Abstract

The best part of a century separates photography's public unveiling in 1839 and its predominance in architectural representation in the first decades of the 1900s. In the intervening decades, as photography laboured to find its place within architecture's representational economy, photographs frequently made their way into print as engravings. Often bearing the caption ‘after a photograph’, such remediated images challenged the ontological distinction between drawings and photographs. Whilst photographs were understood—at least to a certain extent—to be unmediated objects, they required multiple remediations not only to become reproducible in print but also in order to live up to their promise.

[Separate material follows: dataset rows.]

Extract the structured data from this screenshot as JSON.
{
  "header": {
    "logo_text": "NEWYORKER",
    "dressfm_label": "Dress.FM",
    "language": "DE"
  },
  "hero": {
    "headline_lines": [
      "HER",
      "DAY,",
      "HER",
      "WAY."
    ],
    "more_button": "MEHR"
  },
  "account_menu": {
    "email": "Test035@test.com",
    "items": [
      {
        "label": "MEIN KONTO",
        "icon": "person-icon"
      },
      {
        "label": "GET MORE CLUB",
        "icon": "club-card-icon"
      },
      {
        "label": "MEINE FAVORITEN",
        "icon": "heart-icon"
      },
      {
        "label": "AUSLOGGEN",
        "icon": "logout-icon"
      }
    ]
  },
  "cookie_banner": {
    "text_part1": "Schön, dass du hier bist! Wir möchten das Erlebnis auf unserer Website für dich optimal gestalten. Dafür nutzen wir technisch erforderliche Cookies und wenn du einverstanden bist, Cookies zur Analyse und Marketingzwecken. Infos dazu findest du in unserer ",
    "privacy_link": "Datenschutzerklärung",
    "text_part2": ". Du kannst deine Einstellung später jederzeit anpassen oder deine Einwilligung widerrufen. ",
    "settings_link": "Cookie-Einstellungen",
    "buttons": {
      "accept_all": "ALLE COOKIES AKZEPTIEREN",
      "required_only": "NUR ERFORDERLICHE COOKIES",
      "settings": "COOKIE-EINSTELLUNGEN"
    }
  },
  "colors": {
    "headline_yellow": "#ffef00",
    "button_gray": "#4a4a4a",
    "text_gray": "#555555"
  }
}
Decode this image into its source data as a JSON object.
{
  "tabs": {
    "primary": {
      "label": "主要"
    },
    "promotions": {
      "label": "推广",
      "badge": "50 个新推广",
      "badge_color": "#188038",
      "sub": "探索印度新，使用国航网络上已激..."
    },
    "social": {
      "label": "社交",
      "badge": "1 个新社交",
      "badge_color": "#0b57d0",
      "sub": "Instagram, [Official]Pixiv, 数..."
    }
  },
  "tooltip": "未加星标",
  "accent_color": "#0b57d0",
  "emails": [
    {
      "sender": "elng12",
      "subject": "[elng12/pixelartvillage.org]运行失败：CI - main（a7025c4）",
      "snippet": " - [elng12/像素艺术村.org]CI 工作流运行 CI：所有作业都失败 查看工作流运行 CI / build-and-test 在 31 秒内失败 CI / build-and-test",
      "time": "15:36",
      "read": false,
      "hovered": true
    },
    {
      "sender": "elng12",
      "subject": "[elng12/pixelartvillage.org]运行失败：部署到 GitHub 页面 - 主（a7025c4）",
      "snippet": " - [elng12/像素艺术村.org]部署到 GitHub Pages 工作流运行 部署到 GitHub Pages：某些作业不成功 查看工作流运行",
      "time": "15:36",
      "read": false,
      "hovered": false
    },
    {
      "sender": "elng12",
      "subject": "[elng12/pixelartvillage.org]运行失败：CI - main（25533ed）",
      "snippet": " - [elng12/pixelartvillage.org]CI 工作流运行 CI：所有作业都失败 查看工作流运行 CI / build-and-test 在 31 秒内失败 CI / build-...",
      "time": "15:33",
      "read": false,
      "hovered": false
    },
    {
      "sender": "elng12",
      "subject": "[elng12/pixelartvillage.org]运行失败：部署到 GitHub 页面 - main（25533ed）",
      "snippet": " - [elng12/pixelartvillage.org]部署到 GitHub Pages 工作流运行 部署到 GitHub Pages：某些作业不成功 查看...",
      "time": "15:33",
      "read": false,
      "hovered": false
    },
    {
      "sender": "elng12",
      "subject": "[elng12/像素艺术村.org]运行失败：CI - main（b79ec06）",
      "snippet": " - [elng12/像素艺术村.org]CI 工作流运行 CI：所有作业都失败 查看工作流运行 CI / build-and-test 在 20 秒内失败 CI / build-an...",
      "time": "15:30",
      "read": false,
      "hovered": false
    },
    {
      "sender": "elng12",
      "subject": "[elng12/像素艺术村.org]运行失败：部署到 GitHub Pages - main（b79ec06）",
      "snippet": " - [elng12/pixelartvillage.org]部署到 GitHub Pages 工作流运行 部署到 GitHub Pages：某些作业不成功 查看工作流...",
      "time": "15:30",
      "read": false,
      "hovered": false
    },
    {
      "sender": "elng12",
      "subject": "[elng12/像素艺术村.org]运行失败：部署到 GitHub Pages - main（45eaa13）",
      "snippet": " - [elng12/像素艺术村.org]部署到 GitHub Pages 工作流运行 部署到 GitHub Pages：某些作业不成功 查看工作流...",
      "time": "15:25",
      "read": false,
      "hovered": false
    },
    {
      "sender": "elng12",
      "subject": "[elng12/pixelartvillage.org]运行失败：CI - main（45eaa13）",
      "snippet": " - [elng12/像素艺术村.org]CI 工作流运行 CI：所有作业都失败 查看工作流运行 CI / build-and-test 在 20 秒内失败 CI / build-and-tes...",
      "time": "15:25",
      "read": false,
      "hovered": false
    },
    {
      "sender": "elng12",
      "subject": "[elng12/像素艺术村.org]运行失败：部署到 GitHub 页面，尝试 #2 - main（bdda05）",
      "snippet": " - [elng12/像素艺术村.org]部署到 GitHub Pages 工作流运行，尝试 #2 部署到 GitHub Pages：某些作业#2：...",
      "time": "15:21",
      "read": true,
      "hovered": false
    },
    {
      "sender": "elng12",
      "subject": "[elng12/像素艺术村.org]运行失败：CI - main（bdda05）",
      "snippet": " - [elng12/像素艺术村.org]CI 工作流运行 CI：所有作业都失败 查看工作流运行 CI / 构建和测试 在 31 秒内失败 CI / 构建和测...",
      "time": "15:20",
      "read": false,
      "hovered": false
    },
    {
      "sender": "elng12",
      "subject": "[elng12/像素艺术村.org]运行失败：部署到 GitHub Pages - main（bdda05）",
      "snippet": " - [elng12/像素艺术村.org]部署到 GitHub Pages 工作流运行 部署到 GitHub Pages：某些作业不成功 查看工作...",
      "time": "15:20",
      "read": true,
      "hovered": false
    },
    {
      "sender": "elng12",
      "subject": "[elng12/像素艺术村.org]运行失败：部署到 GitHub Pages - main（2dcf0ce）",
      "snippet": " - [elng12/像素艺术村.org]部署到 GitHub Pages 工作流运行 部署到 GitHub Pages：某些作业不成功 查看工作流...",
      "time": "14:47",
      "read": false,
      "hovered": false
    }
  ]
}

Engravings from photographs transmitted photography’s supposed guarantee of facticity whilst correcting its perceived flaws; in so doing, they contributed to the discursive construction of photographic objectivity—in another medium.Drawing on a wide range of examples from British and French publications, including popular magazines such as the Illustrated London News and professional journals such as the Builder and the Revue générale, this article argues that by studying engravings made from photographs—with their numerous additions and omissions in the mediatory process—we are better able to understand photography's appeal to architects as a medium than we would be by merely studying photographs. These constructions of idealised photographic images in another medium challenge myths of technological progress, myths that mask the persistent continuity of existing economies of image making. Whilst photography changed the expectation of what a truthful, accurate and useful image should be, extant means were crucial to meeting this new standard.